SOS Çocuk Köyü Derneği- Kıbrıs’ta Sığınmayı Güçlendirme Projesi Proje Koordinatörü Burcu Mahmutoğlu, ülkemizde acil bir şekilde kalıcı bir sığınma politikası geliştirilmesi gerektiğini açıkladı.

Geçmişte ülkeye gelen mültecilerin cezalandırıldığını, bunun bir insan hakkı ihlali olduğunu anımsatan Mahmutoğlu, şuanda Hükümetin resmi bir sığınma politikası olmamasına rağmen durumu iyileştirmek için genelgeler hazırlamasının umut verici olduğunu söyledi. Cezalandırma ilkesi genelgesinin yayınlanmamış olmasına rağmen şuanda uygulandığını aktaran Mahmutoğlu, “genelgenin uygulanması henüz daha kalacak bir yerleri olmadığı için biraz sıkıntılı. Uygulama demek, insanları geldikleri yere doğrudan geri göndermektir. Onun için çok acil bir şekilde kalıcı bir sığınma politikası geliştirilmesi lazım” dedi.

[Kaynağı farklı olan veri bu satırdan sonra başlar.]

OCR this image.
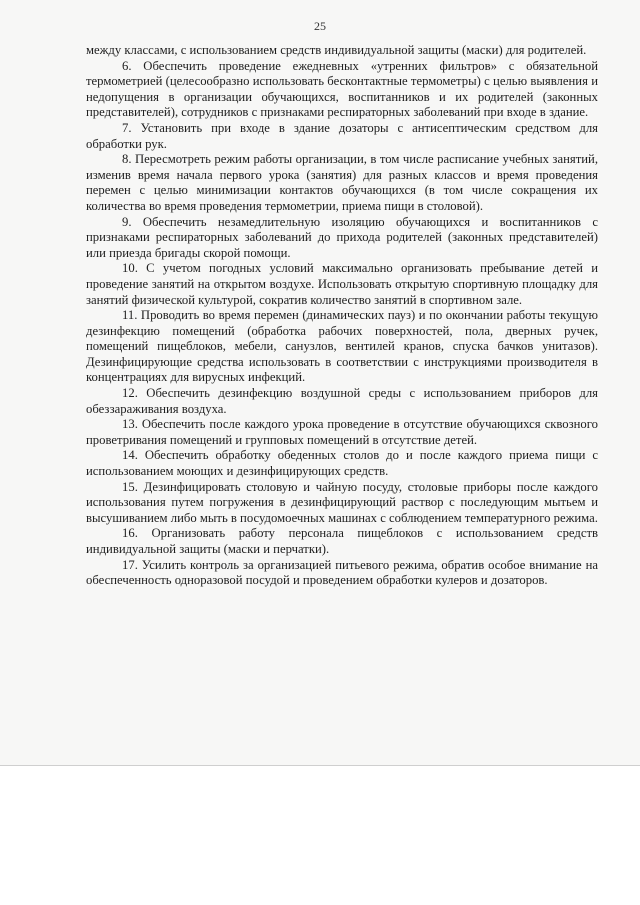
25

между классами, с использованием средств индивидуальной защиты (маски) для родителей.

6. Обеспечить проведение ежедневных «утренних фильтров» с обязательной термометрией (целесообразно использовать бесконтактные термометры) с целью выявления и недопущения в организации обучающихся, воспитанников и их родителей (законных представителей), сотрудников с признаками респираторных заболеваний при входе в здание.

7. Установить при входе в здание дозаторы с антисептическим средством для обработки рук.

8. Пересмотреть режим работы организации, в том числе расписание учебных занятий, изменив время начала первого урока (занятия) для разных классов и время проведения перемен с целью минимизации контактов обучающихся (в том числе сокращения их количества во время проведения термометрии, приема пищи в столовой).

9. Обеспечить незамедлительную изоляцию обучающихся и воспитанников с признаками респираторных заболеваний до прихода родителей (законных представителей) или приезда бригады скорой помощи.

10. С учетом погодных условий максимально организовать пребывание детей и проведение занятий на открытом воздухе. Использовать открытую спортивную площадку для занятий физической культурой, сократив количество занятий в спортивном зале.

11. Проводить во время перемен (динамических пауз) и по окончании работы текущую дезинфекцию помещений (обработка рабочих поверхностей, пола, дверных ручек, помещений пищеблоков, мебели, санузлов, вентилей кранов, спуска бачков унитазов). Дезинфицирующие средства использовать в соответствии с инструкциями производителя в концентрациях для вирусных инфекций.

12. Обеспечить дезинфекцию воздушной среды с использованием приборов для обеззараживания воздуха.

13. Обеспечить после каждого урока проведение в отсутствие обучающихся сквозного проветривания помещений и групповых помещений в отсутствие детей.

14. Обеспечить обработку обеденных столов до и после каждого приема пищи с использованием моющих и дезинфицирующих средств.

15. Дезинфицировать столовую и чайную посуду, столовые приборы после каждого использования путем погружения в дезинфицирующий раствор с последующим мытьем и высушиванием либо мыть в посудомоечных машинах с соблюдением температурного режима.

16. Организовать работу персонала пищеблоков с использованием средств индивидуальной защиты (маски и перчатки).

17. Усилить контроль за организацией питьевого режима, обратив особое внимание на обеспеченность одноразовой посудой и проведением обработки кулеров и дозаторов.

Kıbrıs’ta Sığınmayı Güçlendirme Projesi ile ilgili yapılan çalışmalar hakkında ve uygulamalarla ilgili YENİDÜZEN’e bilgi veren Mahmutoğlu, Kıbrıs’ın kuzeyinde şuanda 100’e yakın mülteci bulunduğunu söyledi. Mahmutoğlı, “Mültecilerin 4’te 1’i çocuk, geriye kalanın 4’te 3’ü yetişkindir. ‘Vatansız olanlar’ var, Afrika kıtasından, Orta Doğu’dan gelenler var” dedi.

 

YENİDÜZEN: Kıbrıs’ta Sığınmayı Güçlendirme Projesi’nde biraz bahsedebilir miyiz?

 

B. MAHMUTOĞLU: Kıbrıs’ta Sığınmayı Güçlendirme Projesi, SOS Çocuk Köyü ile Birleşmiş Milletler Mülteciler Yüksek Komiserliği’nin uygulayıcı partner olarak çalışan bir projedir. Bizler mültecilere iki adımda destek olmaya çalışırız. Adamızda bir sığınma politikası yok. Dolayısıyla kişiler nerden gelirse gelsin, savaşın içinden bile gelseler KKTC’nin herhangi bir limanına gelip de “ben sığınma amaçlı buraya geldim” diyemezsiniz çünkü Muhaceret Yasa’mızda böyle bir şey yok. Böyle bir durum olduğunda biz devreye girmeye çalışıyoruz. Gelen kişilerin uluslar arası korumaya ihtiyacı olup olmadığıyla ilgili bir değerlendirme yaparız. Bu değerlendirmede, görüşmeyi yapan makam biz olmakla beraber karar verici makam biz değiliz. Bu karar verici makam Birleşmiş Milletlerdir, aynı zamanda bizim kendi otoriterlerimizdir. Projemizin amacı, bu tür ihtiyacı belirlemede uluslar arası koruma ihtiyacı var mı yok mu bununla ilgili çalışırız. Bir de adanın kuzeyinde yaşayan, yerleşik durumda olan mülteciler var. Mülteciler ve aynı zamanda ‘endişe duyulan kişiler’ var. Bunlar BM’nin endişe duyduğu kişiler olarak geçer.

 

 

YENİDÜZEN: ‘Düzenli ya da düzensiz gelmeye çalışan mülteciler’ olarak söz ediliyor. Bunu tam olarak açabilir misiniz?

 

B. MAHMUTOĞLU:  Bizler ‘düzenli ya da düzensiz’ kelimesini kullanıyoruz, ‘yasa dışı’ kelimesini kullanmıyoruz. Çünkü bir insanın sığınma ihtiyacı, insan haklarından biridir. Bir insanın sığınma ihtiyacı varsa, zaten onun bulunduğu ülkesinde artık hayati tehlikededir ve oradan kaçmak ihtiyacı var. Kaçmak durumunda olanların pasaport, vize veya bilet alam durumları yok. Sığınmacılar can havliyle kaçıp kurtaran insanlardır. Böyle bir durumda bu insanların çoğu zaman dünyanın herhangi bir yerine düzenli yollarla bizim gibi ‘vize alayım, bilet alayım, başvuru yapayım, düzenli gideyim’ yapma şansı yoktur. Bu bir suç değildir dolayısıyla ‘yasa dışı’ kelimesini kullanmak insan haklarına aykırıdır. Sığınmacı statüsünde olan hiç kimsenin gelişi düzenli olmaz. Düzensiz gelişler bile olsa bu insanların hakları devam eder. Yani adanın kuzeyine yasal bir limandan girmemişse veya botlarla bir şekilde gelmemişse o insanın adaya girme hakkını engellemez.

 

“Sığınmacılık ile göçmenlik karıştırılıyor”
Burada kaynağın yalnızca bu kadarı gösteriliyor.